As I was watching Fed Chair Yellen testify before Congress for the past two days, I saw the shine of the all-knowing Fed Chair fade. Yellen was extremely uncomfortable as she bore the brunt of Congress’s slings and arrows. The anger of Main Street has manifested in victories for Trump and Sanders, which has sent the ineffective “leaders” in Washington searching for culprits to blame. Chair Yellen was tied to the whipping post, especially in the House of Representatives.
The adoration of the Maestro and Bernanke has sunk to levels of the German two-year note. But while the Congress scapegoats Yellen, the markets cast stones at the ENTIRETY OF GLOBAL CENTRAL BANKERS. President Mario Draghi has seen his stature diminish as the ECB has proven to be nothing more than a confidence machine as Draghi had so proudly proclaimed just a month ago. The problem is that all con men wind up being tarred, feathered and run out-of-town. Draghi has been very quiet of late while the EURO has rallied and the present negative rate and QE program of the ECB has failed to provide the stimulus needed to depreciate the currency and support the banks. Equity values in Europe are a barometer of Draghi’s success.

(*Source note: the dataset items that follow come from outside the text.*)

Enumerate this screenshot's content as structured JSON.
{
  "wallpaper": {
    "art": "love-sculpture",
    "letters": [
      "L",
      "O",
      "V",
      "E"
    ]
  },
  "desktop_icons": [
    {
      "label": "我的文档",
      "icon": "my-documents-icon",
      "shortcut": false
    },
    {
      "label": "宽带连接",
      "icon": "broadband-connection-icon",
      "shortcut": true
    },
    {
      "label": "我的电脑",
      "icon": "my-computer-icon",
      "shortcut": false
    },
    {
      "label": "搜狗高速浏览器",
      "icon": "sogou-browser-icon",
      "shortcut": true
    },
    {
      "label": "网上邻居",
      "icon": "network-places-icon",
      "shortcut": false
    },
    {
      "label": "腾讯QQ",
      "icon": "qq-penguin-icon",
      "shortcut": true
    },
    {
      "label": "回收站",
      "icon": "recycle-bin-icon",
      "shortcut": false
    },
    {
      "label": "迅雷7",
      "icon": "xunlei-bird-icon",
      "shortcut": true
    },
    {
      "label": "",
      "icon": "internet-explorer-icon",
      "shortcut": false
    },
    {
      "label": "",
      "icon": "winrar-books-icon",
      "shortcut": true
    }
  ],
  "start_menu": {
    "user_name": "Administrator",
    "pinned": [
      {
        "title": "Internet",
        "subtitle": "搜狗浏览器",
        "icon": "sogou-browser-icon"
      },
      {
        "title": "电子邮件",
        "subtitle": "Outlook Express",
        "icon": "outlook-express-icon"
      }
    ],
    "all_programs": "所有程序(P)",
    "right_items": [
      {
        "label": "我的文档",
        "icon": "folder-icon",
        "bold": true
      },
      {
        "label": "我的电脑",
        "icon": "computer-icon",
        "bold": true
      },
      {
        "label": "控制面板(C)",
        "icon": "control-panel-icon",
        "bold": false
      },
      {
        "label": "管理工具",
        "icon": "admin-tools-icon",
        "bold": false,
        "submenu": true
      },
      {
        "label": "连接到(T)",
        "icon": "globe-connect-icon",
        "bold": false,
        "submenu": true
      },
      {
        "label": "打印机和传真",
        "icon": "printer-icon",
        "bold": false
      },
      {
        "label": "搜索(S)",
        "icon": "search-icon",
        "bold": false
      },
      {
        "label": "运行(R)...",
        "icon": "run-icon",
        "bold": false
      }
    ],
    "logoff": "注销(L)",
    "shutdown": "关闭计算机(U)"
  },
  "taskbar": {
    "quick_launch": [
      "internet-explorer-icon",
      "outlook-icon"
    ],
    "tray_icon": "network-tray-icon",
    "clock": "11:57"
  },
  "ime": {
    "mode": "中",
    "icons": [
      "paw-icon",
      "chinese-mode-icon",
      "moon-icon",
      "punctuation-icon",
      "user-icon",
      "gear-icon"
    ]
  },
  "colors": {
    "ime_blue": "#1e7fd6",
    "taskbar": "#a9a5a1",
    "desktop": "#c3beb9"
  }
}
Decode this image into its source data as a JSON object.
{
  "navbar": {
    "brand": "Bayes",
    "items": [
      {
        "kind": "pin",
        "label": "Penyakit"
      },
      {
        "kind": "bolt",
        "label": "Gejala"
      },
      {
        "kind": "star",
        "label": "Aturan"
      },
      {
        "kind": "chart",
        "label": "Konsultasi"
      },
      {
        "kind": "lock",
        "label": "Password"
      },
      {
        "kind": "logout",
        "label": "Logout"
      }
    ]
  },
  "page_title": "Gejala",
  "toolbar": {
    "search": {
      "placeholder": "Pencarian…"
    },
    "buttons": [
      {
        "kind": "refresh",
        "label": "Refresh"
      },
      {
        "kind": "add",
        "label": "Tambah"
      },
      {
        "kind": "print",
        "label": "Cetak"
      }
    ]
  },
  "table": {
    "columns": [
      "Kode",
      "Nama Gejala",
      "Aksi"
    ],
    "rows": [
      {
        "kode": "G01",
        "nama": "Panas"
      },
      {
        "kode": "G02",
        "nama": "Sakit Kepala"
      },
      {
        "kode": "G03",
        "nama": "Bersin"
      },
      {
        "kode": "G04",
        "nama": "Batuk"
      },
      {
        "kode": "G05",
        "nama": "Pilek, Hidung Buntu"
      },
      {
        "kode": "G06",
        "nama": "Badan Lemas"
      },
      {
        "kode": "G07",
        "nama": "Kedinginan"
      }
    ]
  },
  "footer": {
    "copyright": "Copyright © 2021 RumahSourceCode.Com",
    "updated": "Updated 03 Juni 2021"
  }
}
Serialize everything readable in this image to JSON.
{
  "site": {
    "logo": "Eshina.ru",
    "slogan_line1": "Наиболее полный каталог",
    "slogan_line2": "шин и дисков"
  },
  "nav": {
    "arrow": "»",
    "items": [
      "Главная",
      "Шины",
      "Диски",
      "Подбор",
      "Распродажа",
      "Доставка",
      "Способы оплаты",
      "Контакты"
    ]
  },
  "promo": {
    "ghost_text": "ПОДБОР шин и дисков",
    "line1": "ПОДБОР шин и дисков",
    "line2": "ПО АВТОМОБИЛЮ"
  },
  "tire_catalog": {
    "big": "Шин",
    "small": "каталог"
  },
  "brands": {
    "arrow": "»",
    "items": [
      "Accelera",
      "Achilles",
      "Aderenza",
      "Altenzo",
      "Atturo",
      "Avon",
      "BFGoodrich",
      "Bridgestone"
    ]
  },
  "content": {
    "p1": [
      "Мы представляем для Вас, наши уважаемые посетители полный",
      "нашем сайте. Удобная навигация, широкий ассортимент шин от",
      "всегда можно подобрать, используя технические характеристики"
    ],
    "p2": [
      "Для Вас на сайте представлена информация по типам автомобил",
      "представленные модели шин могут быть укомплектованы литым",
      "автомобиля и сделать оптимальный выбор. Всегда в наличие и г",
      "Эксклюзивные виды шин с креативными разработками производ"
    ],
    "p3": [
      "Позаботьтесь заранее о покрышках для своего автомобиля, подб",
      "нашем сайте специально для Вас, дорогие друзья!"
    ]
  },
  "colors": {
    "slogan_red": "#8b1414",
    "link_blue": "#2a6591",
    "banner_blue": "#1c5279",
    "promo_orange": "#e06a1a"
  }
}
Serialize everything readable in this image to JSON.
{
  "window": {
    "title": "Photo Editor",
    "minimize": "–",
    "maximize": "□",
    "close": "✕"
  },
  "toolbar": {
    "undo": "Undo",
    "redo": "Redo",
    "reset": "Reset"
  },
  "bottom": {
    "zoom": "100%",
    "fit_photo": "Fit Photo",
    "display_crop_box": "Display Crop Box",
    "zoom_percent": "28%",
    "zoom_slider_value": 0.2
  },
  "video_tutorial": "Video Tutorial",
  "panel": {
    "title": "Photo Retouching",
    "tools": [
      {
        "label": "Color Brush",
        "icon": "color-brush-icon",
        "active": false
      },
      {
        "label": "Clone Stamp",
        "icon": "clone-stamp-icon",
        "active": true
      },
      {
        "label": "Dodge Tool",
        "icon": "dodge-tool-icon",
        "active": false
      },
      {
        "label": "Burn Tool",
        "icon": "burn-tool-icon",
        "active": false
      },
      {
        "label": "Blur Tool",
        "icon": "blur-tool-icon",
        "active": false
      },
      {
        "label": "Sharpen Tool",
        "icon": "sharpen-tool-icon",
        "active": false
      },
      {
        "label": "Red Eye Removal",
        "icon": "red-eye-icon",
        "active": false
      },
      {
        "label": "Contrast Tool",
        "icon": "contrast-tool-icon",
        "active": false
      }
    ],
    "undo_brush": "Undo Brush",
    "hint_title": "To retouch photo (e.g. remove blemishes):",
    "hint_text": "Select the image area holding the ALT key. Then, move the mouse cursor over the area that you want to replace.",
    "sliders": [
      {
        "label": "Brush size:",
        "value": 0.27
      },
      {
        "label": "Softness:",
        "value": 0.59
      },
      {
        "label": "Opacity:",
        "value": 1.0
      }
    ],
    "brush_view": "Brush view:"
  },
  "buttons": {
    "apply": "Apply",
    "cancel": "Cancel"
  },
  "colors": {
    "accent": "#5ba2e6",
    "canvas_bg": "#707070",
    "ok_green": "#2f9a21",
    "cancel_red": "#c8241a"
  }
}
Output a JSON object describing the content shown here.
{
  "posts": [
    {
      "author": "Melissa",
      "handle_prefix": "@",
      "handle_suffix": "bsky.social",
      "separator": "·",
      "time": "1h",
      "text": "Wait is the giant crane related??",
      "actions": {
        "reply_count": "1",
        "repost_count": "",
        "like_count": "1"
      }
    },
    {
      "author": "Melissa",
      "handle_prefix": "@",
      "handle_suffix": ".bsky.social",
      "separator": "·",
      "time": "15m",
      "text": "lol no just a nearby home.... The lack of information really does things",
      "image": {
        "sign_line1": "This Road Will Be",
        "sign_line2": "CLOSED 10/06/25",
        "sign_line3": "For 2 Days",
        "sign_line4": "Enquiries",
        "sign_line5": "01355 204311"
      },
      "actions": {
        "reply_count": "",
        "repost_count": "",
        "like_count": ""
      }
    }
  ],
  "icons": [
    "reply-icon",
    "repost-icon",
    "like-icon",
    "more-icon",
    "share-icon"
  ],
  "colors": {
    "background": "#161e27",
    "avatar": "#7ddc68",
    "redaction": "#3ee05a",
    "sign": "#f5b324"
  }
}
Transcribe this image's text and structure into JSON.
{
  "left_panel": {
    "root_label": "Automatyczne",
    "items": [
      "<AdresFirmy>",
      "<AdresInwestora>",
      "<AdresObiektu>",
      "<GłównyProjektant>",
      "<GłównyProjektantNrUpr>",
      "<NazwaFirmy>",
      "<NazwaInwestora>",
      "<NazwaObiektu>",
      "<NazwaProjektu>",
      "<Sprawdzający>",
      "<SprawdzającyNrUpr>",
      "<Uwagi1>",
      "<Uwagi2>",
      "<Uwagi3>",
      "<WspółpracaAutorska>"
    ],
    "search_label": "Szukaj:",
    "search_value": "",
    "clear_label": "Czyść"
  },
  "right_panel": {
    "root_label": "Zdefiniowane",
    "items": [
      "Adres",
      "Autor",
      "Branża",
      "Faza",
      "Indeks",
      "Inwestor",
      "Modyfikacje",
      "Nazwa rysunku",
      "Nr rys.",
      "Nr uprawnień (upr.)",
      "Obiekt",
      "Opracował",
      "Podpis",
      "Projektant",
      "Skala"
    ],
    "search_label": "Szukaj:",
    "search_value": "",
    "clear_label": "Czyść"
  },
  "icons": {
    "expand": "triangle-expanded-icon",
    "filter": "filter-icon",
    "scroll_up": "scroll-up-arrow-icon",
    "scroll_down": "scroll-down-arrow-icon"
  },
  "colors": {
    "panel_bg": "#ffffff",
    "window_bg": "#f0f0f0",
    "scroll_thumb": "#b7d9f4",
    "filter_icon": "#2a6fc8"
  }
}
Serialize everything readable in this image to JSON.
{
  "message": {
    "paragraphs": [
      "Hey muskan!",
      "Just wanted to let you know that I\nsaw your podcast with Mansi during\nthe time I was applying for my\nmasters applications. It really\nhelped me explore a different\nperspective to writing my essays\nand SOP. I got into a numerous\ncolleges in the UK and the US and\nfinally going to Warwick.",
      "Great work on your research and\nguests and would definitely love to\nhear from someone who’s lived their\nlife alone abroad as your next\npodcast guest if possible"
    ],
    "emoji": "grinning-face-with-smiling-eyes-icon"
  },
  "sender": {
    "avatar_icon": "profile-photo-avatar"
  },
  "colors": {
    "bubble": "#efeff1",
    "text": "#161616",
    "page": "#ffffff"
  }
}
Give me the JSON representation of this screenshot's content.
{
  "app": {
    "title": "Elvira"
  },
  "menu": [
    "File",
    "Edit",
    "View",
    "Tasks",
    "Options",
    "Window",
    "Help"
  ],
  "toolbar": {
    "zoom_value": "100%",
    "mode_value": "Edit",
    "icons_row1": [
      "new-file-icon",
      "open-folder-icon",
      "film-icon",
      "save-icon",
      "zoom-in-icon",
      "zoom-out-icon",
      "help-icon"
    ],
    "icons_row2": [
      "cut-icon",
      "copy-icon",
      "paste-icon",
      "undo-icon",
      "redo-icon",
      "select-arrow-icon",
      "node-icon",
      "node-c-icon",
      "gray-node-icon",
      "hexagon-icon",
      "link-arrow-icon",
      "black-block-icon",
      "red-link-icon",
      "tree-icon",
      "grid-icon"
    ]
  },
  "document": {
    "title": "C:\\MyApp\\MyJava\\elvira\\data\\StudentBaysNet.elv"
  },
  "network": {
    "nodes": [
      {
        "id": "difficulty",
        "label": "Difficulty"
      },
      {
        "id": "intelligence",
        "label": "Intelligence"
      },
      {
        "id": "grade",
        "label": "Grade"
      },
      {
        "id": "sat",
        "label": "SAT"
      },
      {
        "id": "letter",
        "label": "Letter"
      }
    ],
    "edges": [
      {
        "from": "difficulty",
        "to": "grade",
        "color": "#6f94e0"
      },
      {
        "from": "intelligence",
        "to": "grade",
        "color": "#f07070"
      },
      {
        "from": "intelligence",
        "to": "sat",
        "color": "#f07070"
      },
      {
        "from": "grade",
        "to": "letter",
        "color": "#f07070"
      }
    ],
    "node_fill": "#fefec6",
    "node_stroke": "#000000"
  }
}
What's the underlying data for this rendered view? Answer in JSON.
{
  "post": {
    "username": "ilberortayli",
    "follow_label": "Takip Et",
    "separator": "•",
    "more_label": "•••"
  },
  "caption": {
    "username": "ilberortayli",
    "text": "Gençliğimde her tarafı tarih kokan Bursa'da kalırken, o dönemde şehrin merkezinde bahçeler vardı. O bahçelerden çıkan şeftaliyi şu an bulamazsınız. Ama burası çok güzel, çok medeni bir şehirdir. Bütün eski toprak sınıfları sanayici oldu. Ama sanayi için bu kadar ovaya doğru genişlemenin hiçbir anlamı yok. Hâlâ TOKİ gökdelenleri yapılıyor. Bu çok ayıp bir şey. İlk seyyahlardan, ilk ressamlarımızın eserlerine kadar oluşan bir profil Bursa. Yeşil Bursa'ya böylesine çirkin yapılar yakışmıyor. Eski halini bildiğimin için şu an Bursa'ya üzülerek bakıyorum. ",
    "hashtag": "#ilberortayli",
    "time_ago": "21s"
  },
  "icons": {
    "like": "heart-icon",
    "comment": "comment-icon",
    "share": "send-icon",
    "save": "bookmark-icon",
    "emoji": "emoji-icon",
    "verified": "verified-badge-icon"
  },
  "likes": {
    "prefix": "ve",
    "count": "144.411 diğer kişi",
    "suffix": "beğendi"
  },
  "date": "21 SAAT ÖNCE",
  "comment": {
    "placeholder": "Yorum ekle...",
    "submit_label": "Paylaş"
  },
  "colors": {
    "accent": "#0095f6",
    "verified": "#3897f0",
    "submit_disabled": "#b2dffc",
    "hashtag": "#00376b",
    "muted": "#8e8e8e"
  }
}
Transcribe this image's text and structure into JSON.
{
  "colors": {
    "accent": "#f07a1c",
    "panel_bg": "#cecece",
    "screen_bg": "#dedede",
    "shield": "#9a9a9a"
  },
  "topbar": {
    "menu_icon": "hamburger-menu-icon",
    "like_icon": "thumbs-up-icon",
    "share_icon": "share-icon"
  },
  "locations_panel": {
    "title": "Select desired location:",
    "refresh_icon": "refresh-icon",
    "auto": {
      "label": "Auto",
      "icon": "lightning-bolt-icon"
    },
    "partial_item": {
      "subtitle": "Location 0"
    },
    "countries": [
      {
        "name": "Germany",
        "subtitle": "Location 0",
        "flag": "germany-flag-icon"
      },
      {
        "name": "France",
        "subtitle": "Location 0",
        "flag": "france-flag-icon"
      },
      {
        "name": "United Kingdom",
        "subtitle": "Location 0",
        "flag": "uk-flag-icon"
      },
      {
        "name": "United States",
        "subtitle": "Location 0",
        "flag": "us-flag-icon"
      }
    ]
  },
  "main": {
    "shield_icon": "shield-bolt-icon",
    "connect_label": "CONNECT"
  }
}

The impact of the Bank of Japan’s recent attempt to stimulate the Japanese financial markets, and hopefully inflation, has failed miserably. It risks the ire of a Japanese electorate being financially repressed by the policies of Abenomics. When Kuroda tried to shock the markets by embarking upon negative nominal rates–when a week before he said the BOJ wouldn’t go negative–Kuroda’s three arrows have failed. THE STOCK MARKET HAS DROPPED MORE THAN 10%. THE YEN, WHICH GOVERNOR KURODA HAD HOPED TO WEAKEN, HAS RALLIED 7% and Japanese BANK STOCKS HAVE BEEN CRUSHED IN VALUE. Kuroda’s surprise has left Japanese and international investors shocked and awed by the dismal failure of the BOJ‘s effort.
In today’s Financial Times there’s an article titled, “Mrs. Watanabe Burns Her Fingers On Japan Post Bank.” The term Mrs. Watanabe is slang for the Japanese retail investors because so many of Japanese investments are controlled by housewives. Since the giant Japan Post IPO, retail investors have lost 34 percent of their initial investment in what was deemed a very conservative stock. The BOJ’s QQE program has pushed pension funds and typical JGB buyers into riskier equity investments as the NIKKEI is approaching 2013-2014 levels. The 200-week moving average in the Nikkei is currently around 14,850, which will be important for investor sentiment. Today it closed at 15,240.
The conservative Japanese saver has been forced out of JGBs and into risk. This is the trigger for financial repression. More importantly, prior to the advent of ABENOMICS, the average Japanese investor buying a ten year JGB was rewarded with a positive real yield as nominal yields were low but prices on daily goods was falling. Now with inflation rising to 0.5% and JGB yields at 0.005%, the average saver is seeing negative returns. Bottom line for Kuroda, Yellen and Draghi: The world is growing weary of the wisdom of central bankers. Last week’s Santelli appearance presaged the coming investment climate. Much more to follow.